The global market to the pharmaceutical industry for psoriasis medication is $3.5 billion per annum, while the cost of treating AD is $6 billion dollars per annum in the US, and in EU a similar amount is estimated. AD and psoriasis therefore impose an enormous societal and financial burden on the European Community and other developed, as well as increasingly also developing, nations worldwide. MAARS aims to utilize the skin as a model organ to identify novel targets from microbiome-host-interaction for prevention, early diagnostics and therapy of allergy and autoimmunity. Resulting findings are likely to hold promise to open opportunities for European industry in global markets.

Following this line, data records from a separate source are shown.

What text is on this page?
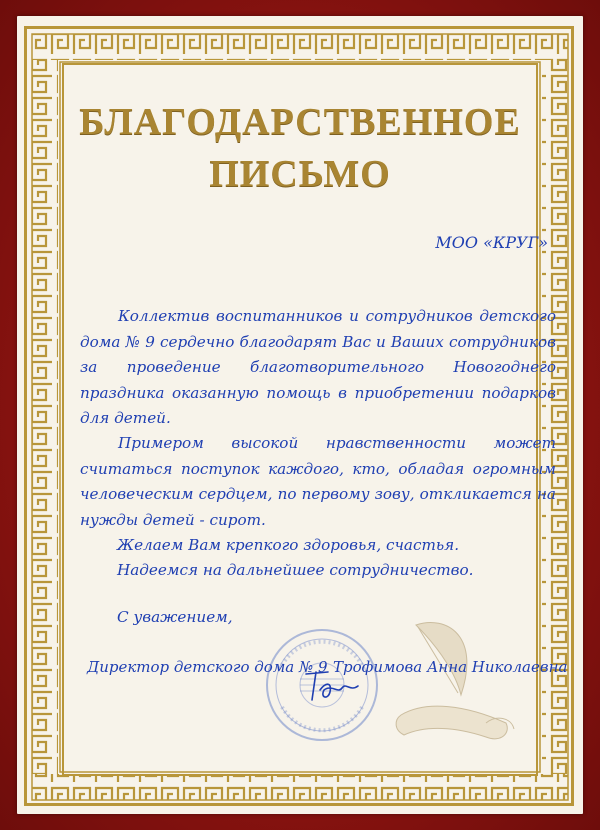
БЛАГОДАРСТВЕННОЕ
ПИСЬМО
МОО «КРУГ»
Коллектив воспитанников и сотрудников детского дома № 9 сердечно благодарят Вас и Ваших сотрудников за проведение благотворительного Новогоднего праздника оказанную помощь в приобретении подарков для детей.
Примером высокой нравственности может считаться поступок каждого, кто, обладая огромным человеческим сердцем, по первому зову, откликается на нужды детей - сирот.
Желаем Вам крепкого здоровья, счастья.
Надеемся на дальнейшее сотрудничество.
С уважением,
Директор детского дома № 9 Трофимова Анна Николаевна
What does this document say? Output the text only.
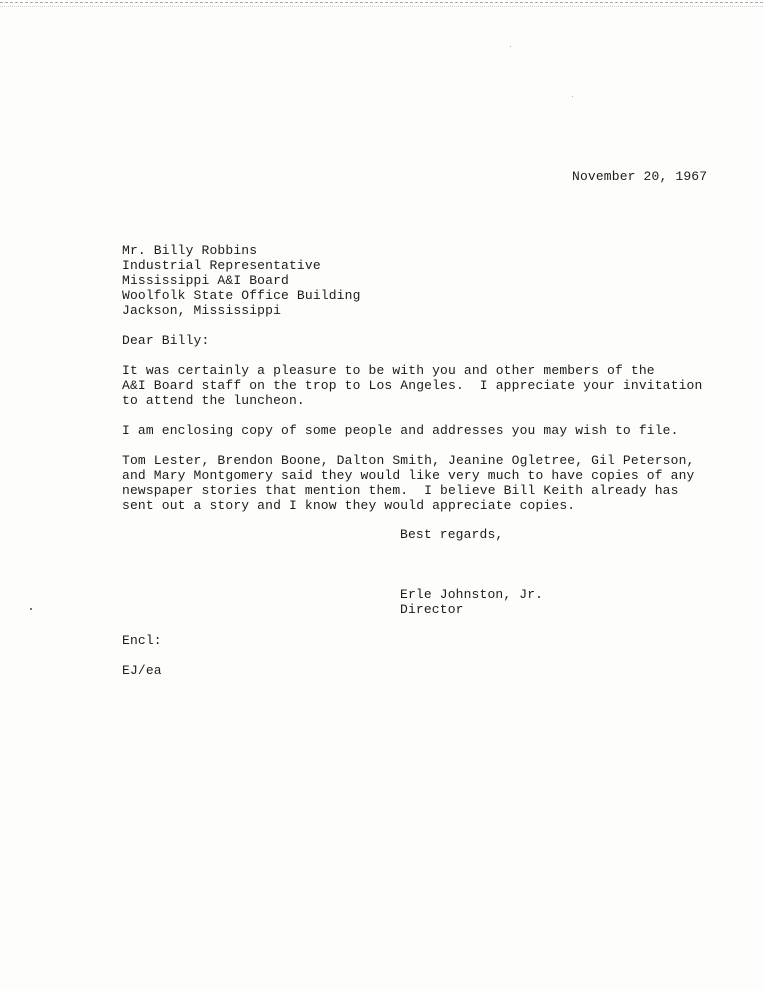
November 20, 1967
Mr. Billy Robbins
Industrial Representative
Mississippi A&I Board
Woolfolk State Office Building
Jackson, Mississippi
Dear Billy:
It was certainly a pleasure to be with you and other members of the
A&I Board staff on the trop to Los Angeles.  I appreciate your invitation
to attend the luncheon.
I am enclosing copy of some people and addresses you may wish to file.
Tom Lester, Brendon Boone, Dalton Smith, Jeanine Ogletree, Gil Peterson,
and Mary Montgomery said they would like very much to have copies of any
newspaper stories that mention them.  I believe Bill Keith already has
sent out a story and I know they would appreciate copies.
Best regards,
Erle Johnston, Jr.
Director
Encl:
EJ/ea
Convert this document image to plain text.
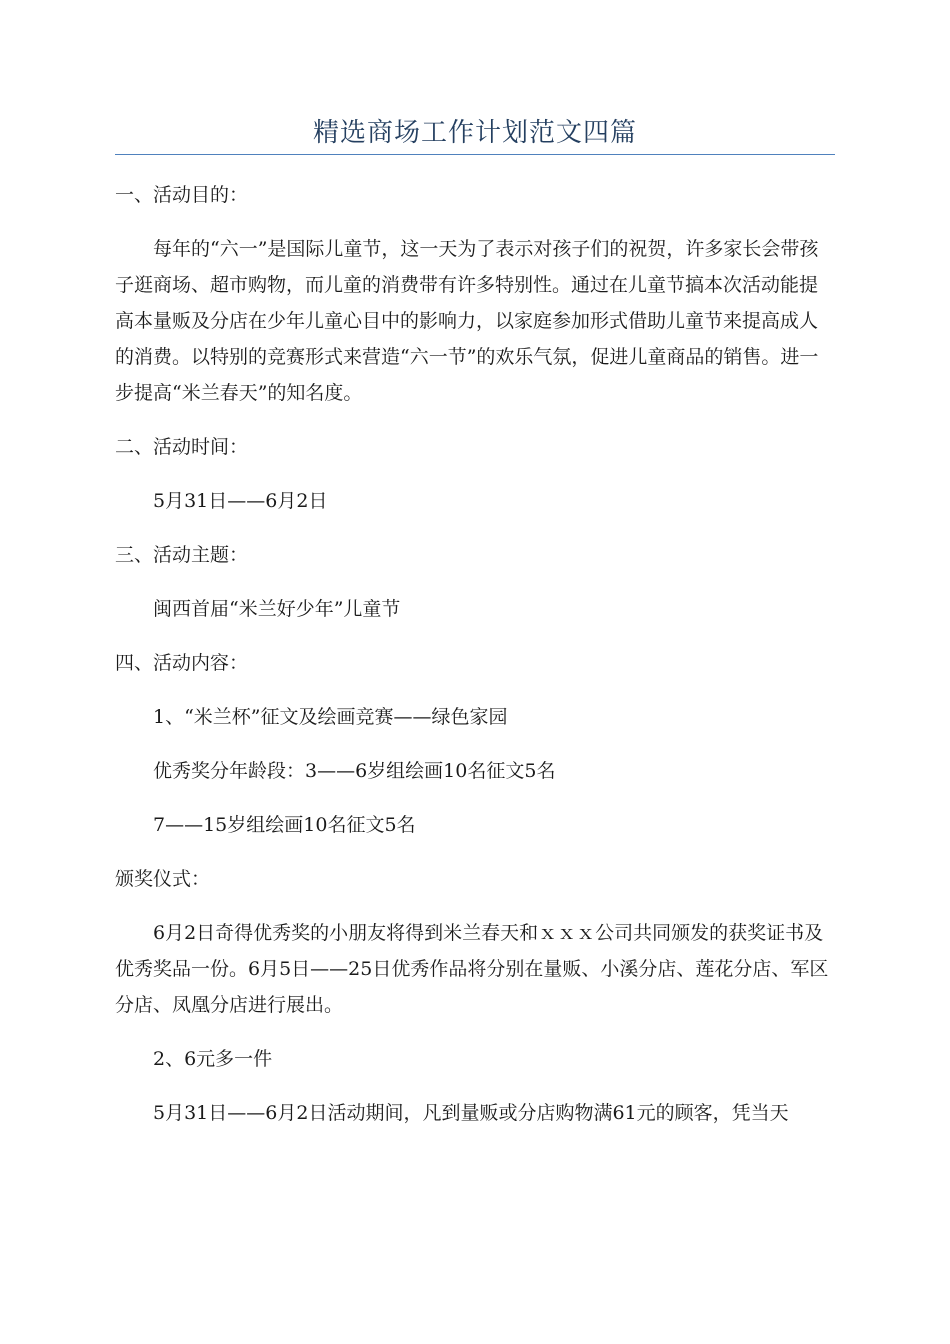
精选商场工作计划范文四篇

一、活动目的：

每年的“六一”是国际儿童节，这一天为了表示对孩子们的祝贺，许多家长会带孩子逛商场、超市购物，而儿童的消费带有许多特别性。通过在儿童节搞本次活动能提高本量贩及分店在少年儿童心目中的影响力，以家庭参加形式借助儿童节来提高成人的消费。以特别的竞赛形式来营造“六一节”的欢乐气氛，促进儿童商品的销售。进一步提高“米兰春天”的知名度。

二、活动时间：

5月31日——6月2日

三、活动主题：

闽西首届“米兰好少年”儿童节

四、活动内容：

1、“米兰杯”征文及绘画竞赛——绿色家园

优秀奖分年龄段：3——6岁组绘画10名征文5名

7——15岁组绘画10名征文5名

颁奖仪式：

6月2日奇得优秀奖的小朋友将得到米兰春天和ｘｘｘ公司共同颁发的获奖证书及优秀奖品一份。6月5日——25日优秀作品将分别在量贩、小溪分店、莲花分店、军区分店、凤凰分店进行展出。

2、6元多一件

5月31日——6月2日活动期间，凡到量贩或分店购物满61元的顾客，凭当天
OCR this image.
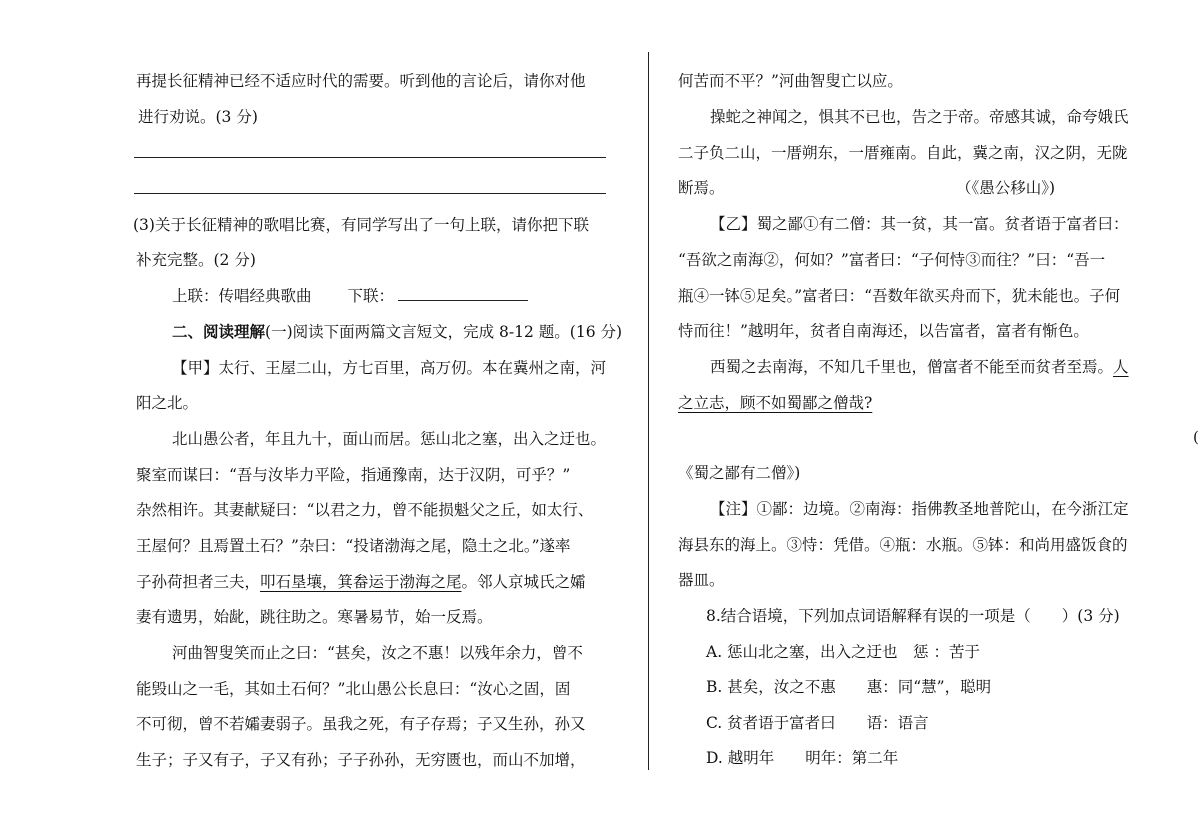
再提长征精神已经不适应时代的需要。听到他的言论后，请你对他
进行劝说。(3 分)
(3)关于长征精神的歌唱比赛，有同学写出了一句上联，请你把下联
补充完整。(2 分)
上联：传唱经典歌曲 下联：
二、阅读理解(一)阅读下面两篇文言短文，完成 8-12 题。(16 分)
【甲】太行、王屋二山，方七百里，高万仞。本在冀州之南，河
阳之北。
北山愚公者，年且九十，面山而居。惩山北之塞，出入之迂也。
聚室而谋曰：“吾与汝毕力平险，指通豫南，达于汉阴，可乎？”
杂然相许。其妻献疑曰：“以君之力，曾不能损魁父之丘，如太行、
王屋何？且焉置土石？”杂曰：“投诸渤海之尾，隐土之北。”遂率
子孙荷担者三夫，叩石垦壤，箕畚运于渤海之尾。邻人京城氏之孀
妻有遗男，始龀，跳往助之。寒暑易节，始一反焉。
河曲智叟笑而止之曰：“甚矣，汝之不惠！以残年余力，曾不
能毁山之一毛，其如土石何？”北山愚公长息曰：“汝心之固，固
不可彻，曾不若孀妻弱子。虽我之死，有子存焉；子又生孙，孙又
生子；子又有子，子又有孙；子子孙孙，无穷匮也，而山不加增，
何苦而不平？”河曲智叟亡以应。
操蛇之神闻之，惧其不已也，告之于帝。帝感其诚，命夸娥氏
二子负二山，一厝朔东，一厝雍南。自此，冀之南，汉之阴，无陇
断焉。	（《愚公移山》)
【乙】蜀之鄙①有二僧：其一贫，其一富。贫者语于富者曰：
“吾欲之南海②，何如？”富者曰：“子何恃③而往？”曰：“吾一
瓶④一钵⑤足矣。”富者曰：“吾数年欲买舟而下，犹未能也。子何
恃而往！”越明年，贫者自南海还，以告富者，富者有惭色。
西蜀之去南海，不知几千里也，僧富者不能至而贫者至焉。人
之立志，顾不如蜀鄙之僧哉?
《蜀之鄙有二僧》)
【注】①鄙：边境。②南海：指佛教圣地普陀山，在今浙江定
海县东的海上。③恃：凭借。④瓶：水瓶。⑤钵：和尚用盛饭食的
器皿。
8.结合语境，下列加点词语解释有误的一项是（　　）(3 分)
A. 惩山北之塞，出入之迂也　惩 ：苦于
B. 甚矣，汝之不惠　　惠：同“慧”，聪明
C. 贫者语于富者曰　　语：语言
D. 越明年　　明年：第二年
(
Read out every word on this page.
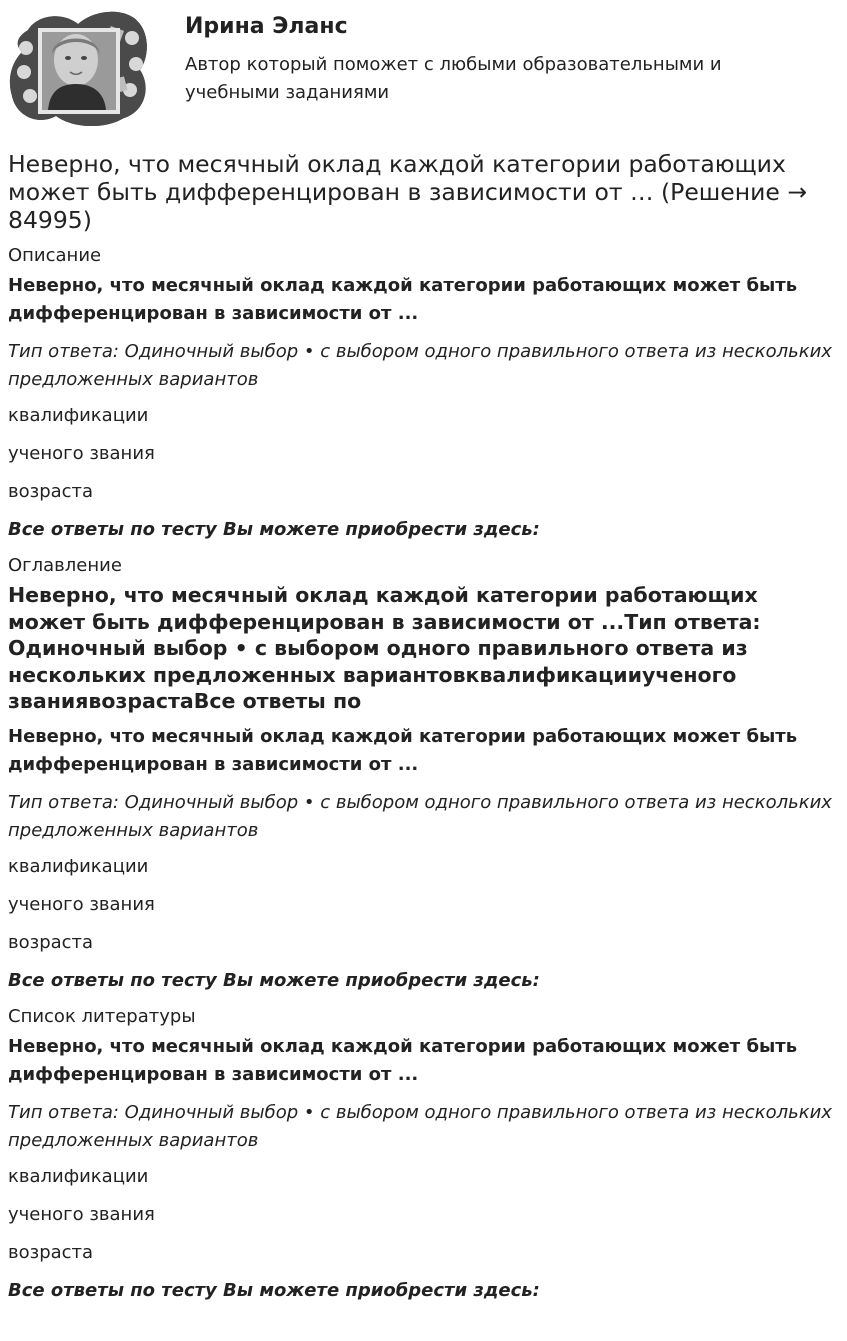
Ирина Эланс

Автор который поможет с любыми образовательными и учебными заданиями

Неверно, что месячный оклад каждой категории работающих может быть дифференцирован в зависимости от … (Решение → 84995)
Описание

Неверно, что месячный оклад каждой категории работающих может быть дифференцирован в зависимости от ...

Тип ответа: Одиночный выбор • с выбором одного правильного ответа из нескольких предложенных вариантов

квалификации

ученого звания

возраста

Все ответы по тесту Вы можете приобрести здесь:

Оглавление
Неверно, что месячный оклад каждой категории работающих может быть дифференцирован в зависимости от ...Тип ответа: Одиночный выбор • с выбором одного правильного ответа из нескольких предложенных вариантовквалификацииученого званиявозрастаВсе ответы по

Неверно, что месячный оклад каждой категории работающих может быть дифференцирован в зависимости от ...

Тип ответа: Одиночный выбор • с выбором одного правильного ответа из нескольких предложенных вариантов

квалификации

ученого звания

возраста

Все ответы по тесту Вы можете приобрести здесь:

Список литературы

Неверно, что месячный оклад каждой категории работающих может быть дифференцирован в зависимости от ...

Тип ответа: Одиночный выбор • с выбором одного правильного ответа из нескольких предложенных вариантов

квалификации

ученого звания

возраста

Все ответы по тесту Вы можете приобрести здесь:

Contribution towards the expected impacts listed in the work programme
MAARS contributes towards the expected impacts in call HEALTH.2010.2.4.5-2: Infection and dysbiosis as the triggers of the development of inflammatory processes in allergies and autoimmune diseases. It is translational research which obtains mechanistic insights into the early processes underlying chronic inflammatory allergic or autoimmune diseases, such as AD and PSO, respectively. Emphasis is directed to on identifying and validating microbe-host-interaction networks involved in the establishment development and persistence of the chronic inflammatory reaction. MAARS aims utilize the skin as a model organ to identify novel targets for the prevention (pre- and probiotics), early diagnostics and therapy of allergy and autoimmunity. The consortium has a multidisciplinary approach involving microbiologists, immunologists, pharmacologists, molecular and cellular biologists, molecular biologists, geneticians, bioinformaticians, systems biology researchers, and dermatologists. MAARS uses existing genetic information, as well as immunological response markers, to stratify patient collectives. It employs state-of-the-art techniques to assess microbe-host interactions, validates findings in relevant in vitro systems and finally performs proof of concept studies using animal models for its research, which are amenable to genetic testing and manipulation. MAARS integrates vast amounts of data spreading from microbiology, genetics, transcriptomics, immunology systems biology and immunology, to the clinical phenotype, in a systems biology approach for understanding and modeling of the underlying biological processes of allergy and autoimmunity within the model organ skin. This is possible by bringing together of critical masses of various expertise and resources in MAARS, not achievable at a national level. The scientists in consortium represent the forefront of biomedical research in their disciplines.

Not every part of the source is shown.